Hate crimes targeting Jewish and Muslim Americans are increasing following the conflict between Israel and Hamas. In Ohio, a man is currently facing criticism for purportedly fabricating one such incident.
On the 22nd of October, Hesham A. Ayyad reached out to the North Ridgeville, Ohio police, stating that he had been hit by a car. The 20-year-old, who sustained injuries, claimed that the occurrence was driven by racial motives.
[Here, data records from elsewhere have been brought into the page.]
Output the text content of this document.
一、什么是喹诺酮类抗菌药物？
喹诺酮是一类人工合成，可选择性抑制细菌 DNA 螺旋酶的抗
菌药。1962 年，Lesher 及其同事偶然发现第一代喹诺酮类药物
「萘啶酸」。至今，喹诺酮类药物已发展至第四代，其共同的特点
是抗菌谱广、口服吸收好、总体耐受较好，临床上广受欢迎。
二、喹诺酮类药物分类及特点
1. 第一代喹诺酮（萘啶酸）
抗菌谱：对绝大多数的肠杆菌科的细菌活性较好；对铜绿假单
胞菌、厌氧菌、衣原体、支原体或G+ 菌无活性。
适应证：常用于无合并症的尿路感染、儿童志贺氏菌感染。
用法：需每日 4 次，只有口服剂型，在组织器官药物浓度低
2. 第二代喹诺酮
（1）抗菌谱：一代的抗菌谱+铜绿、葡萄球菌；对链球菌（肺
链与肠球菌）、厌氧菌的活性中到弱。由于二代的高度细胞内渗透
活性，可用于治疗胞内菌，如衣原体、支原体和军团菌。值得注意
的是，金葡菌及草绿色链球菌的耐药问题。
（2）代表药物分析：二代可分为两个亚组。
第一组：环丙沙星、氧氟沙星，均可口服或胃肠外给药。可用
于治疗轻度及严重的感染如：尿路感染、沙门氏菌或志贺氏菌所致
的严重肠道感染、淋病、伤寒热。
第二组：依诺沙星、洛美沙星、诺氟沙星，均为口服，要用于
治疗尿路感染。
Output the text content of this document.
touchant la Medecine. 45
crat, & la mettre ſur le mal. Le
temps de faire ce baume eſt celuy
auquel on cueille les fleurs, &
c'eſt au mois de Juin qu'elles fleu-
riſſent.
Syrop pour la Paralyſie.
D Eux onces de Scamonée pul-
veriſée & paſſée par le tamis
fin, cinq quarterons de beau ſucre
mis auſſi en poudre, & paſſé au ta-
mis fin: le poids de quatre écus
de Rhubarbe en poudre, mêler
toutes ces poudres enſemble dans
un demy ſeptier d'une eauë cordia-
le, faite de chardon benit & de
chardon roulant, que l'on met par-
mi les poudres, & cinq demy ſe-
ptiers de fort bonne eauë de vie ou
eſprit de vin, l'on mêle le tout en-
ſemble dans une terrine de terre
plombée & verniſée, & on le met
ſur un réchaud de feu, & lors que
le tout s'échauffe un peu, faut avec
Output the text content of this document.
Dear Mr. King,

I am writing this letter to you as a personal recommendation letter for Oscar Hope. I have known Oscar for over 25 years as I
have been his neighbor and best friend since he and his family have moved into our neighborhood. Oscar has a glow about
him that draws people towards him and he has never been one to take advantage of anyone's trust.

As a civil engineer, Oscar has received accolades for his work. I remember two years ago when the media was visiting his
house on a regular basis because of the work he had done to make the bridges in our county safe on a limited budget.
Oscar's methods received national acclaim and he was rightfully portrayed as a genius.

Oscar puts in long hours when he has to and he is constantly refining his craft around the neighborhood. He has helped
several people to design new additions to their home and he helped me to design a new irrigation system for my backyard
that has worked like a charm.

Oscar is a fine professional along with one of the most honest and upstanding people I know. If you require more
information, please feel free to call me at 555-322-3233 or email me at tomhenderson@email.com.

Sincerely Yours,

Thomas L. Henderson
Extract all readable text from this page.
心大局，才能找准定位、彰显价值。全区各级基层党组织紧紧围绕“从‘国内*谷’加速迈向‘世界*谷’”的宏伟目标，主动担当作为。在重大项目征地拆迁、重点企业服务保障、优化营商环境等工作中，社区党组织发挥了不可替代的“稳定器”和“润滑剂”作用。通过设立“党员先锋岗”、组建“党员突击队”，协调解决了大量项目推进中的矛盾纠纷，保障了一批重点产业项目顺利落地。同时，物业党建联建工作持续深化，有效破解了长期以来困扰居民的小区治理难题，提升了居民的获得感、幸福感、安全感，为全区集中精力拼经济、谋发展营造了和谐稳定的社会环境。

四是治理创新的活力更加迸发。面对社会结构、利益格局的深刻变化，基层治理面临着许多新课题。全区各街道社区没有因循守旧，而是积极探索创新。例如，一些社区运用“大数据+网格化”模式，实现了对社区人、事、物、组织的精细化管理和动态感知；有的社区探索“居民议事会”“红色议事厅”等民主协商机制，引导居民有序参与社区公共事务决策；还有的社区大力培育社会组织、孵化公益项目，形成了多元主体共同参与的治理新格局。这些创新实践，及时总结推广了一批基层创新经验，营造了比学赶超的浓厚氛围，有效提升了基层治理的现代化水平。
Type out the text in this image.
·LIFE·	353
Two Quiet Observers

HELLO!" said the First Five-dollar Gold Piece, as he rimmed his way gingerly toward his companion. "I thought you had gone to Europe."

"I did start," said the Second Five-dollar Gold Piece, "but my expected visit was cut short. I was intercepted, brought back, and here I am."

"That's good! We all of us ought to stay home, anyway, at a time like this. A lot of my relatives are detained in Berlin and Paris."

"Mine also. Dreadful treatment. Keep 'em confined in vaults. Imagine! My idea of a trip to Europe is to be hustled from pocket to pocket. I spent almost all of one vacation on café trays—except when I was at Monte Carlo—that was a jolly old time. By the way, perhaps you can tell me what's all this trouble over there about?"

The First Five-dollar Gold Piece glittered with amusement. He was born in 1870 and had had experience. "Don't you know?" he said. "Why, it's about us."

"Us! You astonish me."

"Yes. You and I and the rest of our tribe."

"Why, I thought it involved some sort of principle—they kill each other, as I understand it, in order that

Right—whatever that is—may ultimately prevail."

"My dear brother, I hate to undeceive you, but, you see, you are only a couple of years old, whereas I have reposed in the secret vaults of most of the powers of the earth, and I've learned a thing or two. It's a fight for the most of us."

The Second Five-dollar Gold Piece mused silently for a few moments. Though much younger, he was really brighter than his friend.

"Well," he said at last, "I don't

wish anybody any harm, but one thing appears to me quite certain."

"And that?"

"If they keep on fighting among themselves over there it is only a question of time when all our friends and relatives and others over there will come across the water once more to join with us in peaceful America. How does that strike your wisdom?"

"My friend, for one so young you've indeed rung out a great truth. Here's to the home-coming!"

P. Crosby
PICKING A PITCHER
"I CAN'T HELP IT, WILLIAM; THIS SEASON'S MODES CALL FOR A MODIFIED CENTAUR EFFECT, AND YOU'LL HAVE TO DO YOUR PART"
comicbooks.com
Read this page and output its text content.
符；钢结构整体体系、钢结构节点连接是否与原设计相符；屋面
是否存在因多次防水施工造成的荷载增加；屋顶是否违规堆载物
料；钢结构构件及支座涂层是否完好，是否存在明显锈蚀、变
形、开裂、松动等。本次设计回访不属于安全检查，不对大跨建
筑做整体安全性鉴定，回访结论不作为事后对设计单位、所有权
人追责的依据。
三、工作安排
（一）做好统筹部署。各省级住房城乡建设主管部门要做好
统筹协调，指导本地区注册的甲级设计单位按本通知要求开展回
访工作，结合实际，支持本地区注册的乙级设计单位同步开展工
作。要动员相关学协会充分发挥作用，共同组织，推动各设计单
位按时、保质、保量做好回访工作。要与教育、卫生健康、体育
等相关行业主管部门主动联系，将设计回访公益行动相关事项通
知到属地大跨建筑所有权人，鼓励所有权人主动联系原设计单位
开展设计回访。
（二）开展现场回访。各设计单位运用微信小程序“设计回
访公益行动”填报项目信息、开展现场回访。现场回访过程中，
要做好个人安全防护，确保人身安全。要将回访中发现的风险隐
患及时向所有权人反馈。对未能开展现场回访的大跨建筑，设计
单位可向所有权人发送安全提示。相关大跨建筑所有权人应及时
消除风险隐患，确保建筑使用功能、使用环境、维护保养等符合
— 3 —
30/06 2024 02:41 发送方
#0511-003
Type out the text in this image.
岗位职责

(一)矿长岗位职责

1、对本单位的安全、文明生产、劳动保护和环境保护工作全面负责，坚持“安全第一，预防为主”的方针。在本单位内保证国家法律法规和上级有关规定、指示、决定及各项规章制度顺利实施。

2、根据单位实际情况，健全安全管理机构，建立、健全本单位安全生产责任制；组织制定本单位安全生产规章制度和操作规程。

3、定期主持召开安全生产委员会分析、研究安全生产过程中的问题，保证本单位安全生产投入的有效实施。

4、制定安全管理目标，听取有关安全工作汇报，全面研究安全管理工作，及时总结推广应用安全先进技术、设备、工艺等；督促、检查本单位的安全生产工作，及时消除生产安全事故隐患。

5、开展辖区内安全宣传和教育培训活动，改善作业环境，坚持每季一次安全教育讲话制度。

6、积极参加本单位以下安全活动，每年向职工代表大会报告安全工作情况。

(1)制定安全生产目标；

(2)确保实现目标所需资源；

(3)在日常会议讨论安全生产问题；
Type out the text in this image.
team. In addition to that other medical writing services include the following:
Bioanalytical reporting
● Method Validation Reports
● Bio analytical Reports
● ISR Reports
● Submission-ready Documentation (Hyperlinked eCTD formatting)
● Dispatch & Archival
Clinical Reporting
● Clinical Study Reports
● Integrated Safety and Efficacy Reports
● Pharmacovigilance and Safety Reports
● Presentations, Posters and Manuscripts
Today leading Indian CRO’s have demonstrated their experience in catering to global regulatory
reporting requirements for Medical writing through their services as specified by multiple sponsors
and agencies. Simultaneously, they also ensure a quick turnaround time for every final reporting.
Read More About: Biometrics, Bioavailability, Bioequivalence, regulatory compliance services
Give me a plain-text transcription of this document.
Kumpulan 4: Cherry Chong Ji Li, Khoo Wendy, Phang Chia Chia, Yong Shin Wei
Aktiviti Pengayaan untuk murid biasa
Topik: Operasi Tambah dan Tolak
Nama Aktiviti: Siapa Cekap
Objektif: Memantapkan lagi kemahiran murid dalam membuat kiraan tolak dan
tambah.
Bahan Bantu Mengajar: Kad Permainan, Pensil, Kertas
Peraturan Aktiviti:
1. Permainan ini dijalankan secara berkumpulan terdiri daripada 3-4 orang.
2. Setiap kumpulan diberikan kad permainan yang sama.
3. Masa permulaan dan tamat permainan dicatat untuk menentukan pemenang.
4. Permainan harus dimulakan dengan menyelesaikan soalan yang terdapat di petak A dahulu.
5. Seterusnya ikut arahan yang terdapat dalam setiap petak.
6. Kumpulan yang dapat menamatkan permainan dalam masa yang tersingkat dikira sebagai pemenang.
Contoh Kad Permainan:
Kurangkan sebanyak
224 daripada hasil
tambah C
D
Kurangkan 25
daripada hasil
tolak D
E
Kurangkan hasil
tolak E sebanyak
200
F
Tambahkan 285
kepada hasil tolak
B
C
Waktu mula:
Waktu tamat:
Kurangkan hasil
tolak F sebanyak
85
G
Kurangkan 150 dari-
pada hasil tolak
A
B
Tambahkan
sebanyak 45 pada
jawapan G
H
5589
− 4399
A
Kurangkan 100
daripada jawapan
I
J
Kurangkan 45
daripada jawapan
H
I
The day following the assault, additional information surfaced. Ayyad, who is of Palestinian-American descent, recounted that he was on his way home after having lunch when an individual in a car decelerated, shouting, “Kill all Palestinians” and “Long live Israel.” Subsequently, he asserted that the person deliberately directed their vehicle towards him. The individual executed a U-turn, returned, struck him with the car, and exclaimed, “DIE!”
Ayyad’s accusations prompted the Muslim civil rights organization, the Council on American-Islamic Relations (CAIR), to advocate for a police inquiry. Faten Odeh, representing CAIR-Ohio, expressed the expectation that both the police and FBI would gather comprehensive information to potentially charge the alleged perpetrator with a hate crime. Odeh further emphasized the importance of ensuring that Muslims feel secure while engaging in everyday activities such as walking down the street.
CAIR’s request was fulfilled as the police conducted an investigation. However, the results turned out to be considerably different from what the group probably expected.
Upon examining footage from surveillance cameras in the vicinity, the police allegedly observed Ayyad engaged in a physical altercation with his 19-year-old brother, Khalil A. Ayyad. Contrary to the initial claim of a car accident, the incident appeared to be a physical altercation involving his sibling.
Both individuals were apprehended by law enforcement and faced charges of assault and domestic violence. Additionally, Hesham Ayyad was charged with offenses including making false alarms, obstructing official business, and falsification.
Instances of fabricating hate crimes are not unprecedented. In 2019, actor Jussie Smollett, who is both black and gay, faced severe repercussions for falsely asserting that he was attacked by supporters of then-President Donald Trump in Chicago.
Smollett claimed it was a hate crime, but subsequent investigation by law enforcement revealed that the incident was entirely staged, leading to his prosecution.